New Delhi: The government’s decision to stop giving out additional radio spectrum to mobile phone operators is affecting network quality despite service providers spending more on equipment.
“Our capital expenditure has gone up more than we had estimated,” said the chief executive officer (CEO) of one of the larger telcos. “We have to install additional electronic equipment beyond what was estimated, especially in saturated markets like Delhi and Mumbai.” This trend was confirmed by a top executive of a rival telecom operator, who said capital expenditure has gone up significantly in the business districts of metros.
All the people quoted in the story spoke on condition of anonymity, citing the sensitive nature of the issue.
“Our executives are constantly on the road, travelling through all parts of cities like Delhi to check signal strength,” the CEO said. “Operators are increasingly being blamed for call drops and deteriorating quality of services, even as the raw material for our services—spectrum—has not been provided.”
In March, the department of telecommunications (DoT) decided to stop allocation of additional spectrum above 6.2MHz till a decision was taken on the recommendations of a committee on the so-called second-generation (2G) radio waves.
With consumers facing increasing instances of poor services, increasing or reallocating capital expenditure to the extent of 10-20% in the past two months by the firms to install more equipment does not seem to be working and the situation is set to only get worse.
Wanting more: With consumers complaints about poor service quality increasing, higher spending by firms doesn’t seem to be working. Rajkumar/Mint
An official of the Telecom Regulatory Authority of India (Trai), who looks into the quarterly performance indicators report prepared by the regulator on the quality of India’s telecom sector, said the report for the three months to December is expected to show a significant rise in congestion levels. The report is expected later this month.
“The mix for their capital expenditure has changed for all the telcos from what they initially planned,” said an analyst with a local brokerage. “What they had allocated for use in non-wireless businesses and expansion into new and rural markets has come down, and been used in the wireless businesses.”
Another analyst at an international broking house said the telecom firms have spent money notably on electronic items such as boosters and repeaters due to the congestion on their networks in the metro cities.
This is despite the fact the Indian mobile phone companies are among the most efficient users of radio spectrum. Bharti Airtel Ltd and VodafoneEssar Ltd have 10MHz of spectrum in New Delhi but service as many as 5.6 million and 4.6 million subscribers, respectively. In countries such as the UK, each operator has at least 25MHz of air waves, compared with an average of 6MHz in India.

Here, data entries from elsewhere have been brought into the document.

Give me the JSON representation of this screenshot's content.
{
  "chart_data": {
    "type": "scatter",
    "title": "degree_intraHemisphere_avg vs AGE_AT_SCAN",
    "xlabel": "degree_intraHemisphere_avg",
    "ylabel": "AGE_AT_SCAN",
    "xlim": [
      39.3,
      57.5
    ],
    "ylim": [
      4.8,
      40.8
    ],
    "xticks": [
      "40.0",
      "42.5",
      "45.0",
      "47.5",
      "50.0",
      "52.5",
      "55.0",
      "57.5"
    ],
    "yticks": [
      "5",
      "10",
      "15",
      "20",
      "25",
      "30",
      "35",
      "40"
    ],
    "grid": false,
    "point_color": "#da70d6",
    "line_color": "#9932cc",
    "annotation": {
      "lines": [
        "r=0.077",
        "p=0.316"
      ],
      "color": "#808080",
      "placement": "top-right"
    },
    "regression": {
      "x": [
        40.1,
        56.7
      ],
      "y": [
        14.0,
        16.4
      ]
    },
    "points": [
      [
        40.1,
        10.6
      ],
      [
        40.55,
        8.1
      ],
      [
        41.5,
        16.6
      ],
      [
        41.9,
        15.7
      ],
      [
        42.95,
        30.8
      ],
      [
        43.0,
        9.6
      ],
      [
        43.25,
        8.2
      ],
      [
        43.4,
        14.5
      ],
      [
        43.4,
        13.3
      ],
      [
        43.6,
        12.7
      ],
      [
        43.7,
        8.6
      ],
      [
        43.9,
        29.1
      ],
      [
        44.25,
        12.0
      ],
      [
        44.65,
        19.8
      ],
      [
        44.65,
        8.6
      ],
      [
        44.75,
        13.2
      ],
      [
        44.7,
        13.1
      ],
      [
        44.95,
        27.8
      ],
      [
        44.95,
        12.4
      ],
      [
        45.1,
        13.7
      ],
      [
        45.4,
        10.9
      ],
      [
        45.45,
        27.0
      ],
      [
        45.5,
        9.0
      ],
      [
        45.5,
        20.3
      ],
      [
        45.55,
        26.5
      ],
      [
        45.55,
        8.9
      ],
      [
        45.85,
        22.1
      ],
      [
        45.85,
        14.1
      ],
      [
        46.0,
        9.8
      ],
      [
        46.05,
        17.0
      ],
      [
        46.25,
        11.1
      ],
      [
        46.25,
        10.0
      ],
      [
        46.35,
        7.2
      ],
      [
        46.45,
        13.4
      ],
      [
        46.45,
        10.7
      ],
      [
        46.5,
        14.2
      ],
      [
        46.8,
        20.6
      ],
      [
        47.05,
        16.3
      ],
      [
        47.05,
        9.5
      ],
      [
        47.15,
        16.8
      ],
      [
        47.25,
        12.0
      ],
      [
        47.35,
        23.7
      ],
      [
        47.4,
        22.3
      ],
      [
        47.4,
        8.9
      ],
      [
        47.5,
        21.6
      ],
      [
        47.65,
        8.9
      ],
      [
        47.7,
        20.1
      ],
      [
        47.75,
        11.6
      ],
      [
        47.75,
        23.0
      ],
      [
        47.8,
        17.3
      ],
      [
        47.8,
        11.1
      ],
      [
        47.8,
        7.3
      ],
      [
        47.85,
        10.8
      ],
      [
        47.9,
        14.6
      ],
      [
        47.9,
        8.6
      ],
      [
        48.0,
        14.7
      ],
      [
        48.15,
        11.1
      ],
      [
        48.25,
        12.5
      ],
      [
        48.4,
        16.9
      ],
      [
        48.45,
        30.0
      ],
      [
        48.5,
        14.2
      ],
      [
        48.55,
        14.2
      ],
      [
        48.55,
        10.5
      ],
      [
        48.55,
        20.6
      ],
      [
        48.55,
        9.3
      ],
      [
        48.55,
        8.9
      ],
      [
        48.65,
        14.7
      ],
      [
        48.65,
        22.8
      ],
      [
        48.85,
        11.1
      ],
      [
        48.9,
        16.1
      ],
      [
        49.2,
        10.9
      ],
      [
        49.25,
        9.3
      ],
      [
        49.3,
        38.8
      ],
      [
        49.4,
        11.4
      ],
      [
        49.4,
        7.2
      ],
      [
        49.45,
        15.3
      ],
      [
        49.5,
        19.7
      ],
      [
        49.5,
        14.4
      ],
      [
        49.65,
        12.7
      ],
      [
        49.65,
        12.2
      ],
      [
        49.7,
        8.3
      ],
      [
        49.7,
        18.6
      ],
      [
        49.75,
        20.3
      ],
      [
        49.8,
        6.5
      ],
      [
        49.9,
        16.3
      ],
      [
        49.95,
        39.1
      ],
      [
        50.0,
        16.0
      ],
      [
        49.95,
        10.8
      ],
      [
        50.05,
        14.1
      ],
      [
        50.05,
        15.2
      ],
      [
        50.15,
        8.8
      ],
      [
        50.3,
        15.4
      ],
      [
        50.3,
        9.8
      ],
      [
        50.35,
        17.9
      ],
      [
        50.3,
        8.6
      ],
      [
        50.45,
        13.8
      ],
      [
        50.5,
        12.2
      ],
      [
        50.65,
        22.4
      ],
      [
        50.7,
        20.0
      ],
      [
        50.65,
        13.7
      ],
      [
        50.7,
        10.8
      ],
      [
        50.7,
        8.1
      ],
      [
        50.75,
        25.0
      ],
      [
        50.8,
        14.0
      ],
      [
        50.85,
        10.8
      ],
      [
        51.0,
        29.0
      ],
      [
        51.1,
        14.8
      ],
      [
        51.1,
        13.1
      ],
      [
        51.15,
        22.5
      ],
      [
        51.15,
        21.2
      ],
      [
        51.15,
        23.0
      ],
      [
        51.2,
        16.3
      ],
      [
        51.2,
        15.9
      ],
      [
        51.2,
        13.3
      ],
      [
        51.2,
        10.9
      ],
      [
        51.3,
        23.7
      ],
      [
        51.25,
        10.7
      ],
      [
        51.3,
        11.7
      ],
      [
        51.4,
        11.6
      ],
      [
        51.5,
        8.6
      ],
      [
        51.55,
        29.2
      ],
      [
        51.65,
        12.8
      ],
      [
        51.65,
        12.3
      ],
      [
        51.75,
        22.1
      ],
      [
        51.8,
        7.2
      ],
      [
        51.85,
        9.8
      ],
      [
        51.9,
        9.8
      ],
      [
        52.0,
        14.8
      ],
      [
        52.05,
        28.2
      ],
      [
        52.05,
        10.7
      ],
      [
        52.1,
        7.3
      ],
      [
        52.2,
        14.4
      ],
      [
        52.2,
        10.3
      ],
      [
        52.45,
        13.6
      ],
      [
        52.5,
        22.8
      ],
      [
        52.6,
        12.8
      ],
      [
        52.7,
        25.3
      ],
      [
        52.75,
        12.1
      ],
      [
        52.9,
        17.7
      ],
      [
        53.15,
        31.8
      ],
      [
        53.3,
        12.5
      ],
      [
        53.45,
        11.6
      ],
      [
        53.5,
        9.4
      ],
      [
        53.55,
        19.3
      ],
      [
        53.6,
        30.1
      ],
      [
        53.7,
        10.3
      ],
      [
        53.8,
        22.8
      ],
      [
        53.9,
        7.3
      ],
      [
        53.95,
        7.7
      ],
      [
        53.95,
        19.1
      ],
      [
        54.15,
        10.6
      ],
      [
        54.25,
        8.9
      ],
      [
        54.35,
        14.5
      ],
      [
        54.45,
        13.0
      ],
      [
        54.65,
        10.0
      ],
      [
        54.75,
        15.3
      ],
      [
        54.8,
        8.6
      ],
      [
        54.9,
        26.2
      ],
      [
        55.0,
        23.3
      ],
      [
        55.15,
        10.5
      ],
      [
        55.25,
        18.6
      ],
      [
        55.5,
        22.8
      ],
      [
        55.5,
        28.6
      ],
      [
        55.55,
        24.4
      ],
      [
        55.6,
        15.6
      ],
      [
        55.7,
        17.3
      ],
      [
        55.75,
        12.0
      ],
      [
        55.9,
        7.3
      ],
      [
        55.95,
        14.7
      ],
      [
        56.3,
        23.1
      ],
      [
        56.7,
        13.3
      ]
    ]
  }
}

In a recent communique to Trai, Vodafone Essar said the total spectrum available to India’s mobile industry is half to two-thirds of the global average. “This situation has driven the industry to the brink, with roughly one-quarter of the average spectrum allocation of international operators despite higher customer bases,” the firm said. “Benchmarking shows that Indian spectral efficiency is probably the best in the world.”
Keeping up network quality has assumed urgency, with Indian regulators enabling processes that would let subscribers change service providers without changing their telephone number. “The loyalty of the customers is dependent on the network quality, and if it drops, then the higher revenue generating customers could end up going to rival operators while still keeping their numbers,” the analyst quoted first said.
According to him, even though the cost of 2G equipment has fallen drastically, it will become almost useless once 3G comes in. “This equipment is primarily for plain-vanilla voice services from which the telcos are not looking to generate much revenue in the coming quarters,” the analyst said. “An increasing part of revenues will come from data and other non-telecom services that need more spectrum and generate more revenue.”
The nearing auction of 3G spectrum is expected to cost a telecom firm $1 billion (Rs4,580 crore) and installing infrastructure could cost an additional $1-1.5 billion.
In April, the Telecom Disputes Settlement and Appellate Tribunal had said that according to licensing agreements, India’s telcos had a right to spectrum of up to 6.2MHz. It failed to specify what action was to be taken in the case of those companies which had spectrum allotted above 6.2MHz.
For instance, Bharti Airtel has already spent around a quarter of its estimated capital expenditure of $2 billion that it had given guidance for at the beginning of the year on its wireless business. At the time, the firm had said that half the money would go towards its tower arm (Bharti Infratel Ltd) while the rest would go towards its non-mobile businesses including broadband and IPTV. “If it has been spent on the wireless business, that would mean it went primarily to putting up equipment like repeaters and boosters which are not taken care of by the tower firm,” the analyst said.
A government spectrum committee had recommended that telcos in need of additional spectrum should bid for it through an auction, rather than having spectrum allocated to them. Following this, the finance ministry asked DoT to stop any further allocation of additional spectrum above 6.2MHz till the policy on additional allocation was clarified.
“They (finance ministry officials) are saying that if spectrum has to be auctioned, then let the price discovery of the spectrum be done and then we will auction more spectrum,” a senior DoT official said. “The price discovery will most probably be done based on the 3G auction.”
Trai is preparing its recommendations on the spectrum committee’s report after taking into account opinions from various stakeholders. The recommendations are expected by the end of January.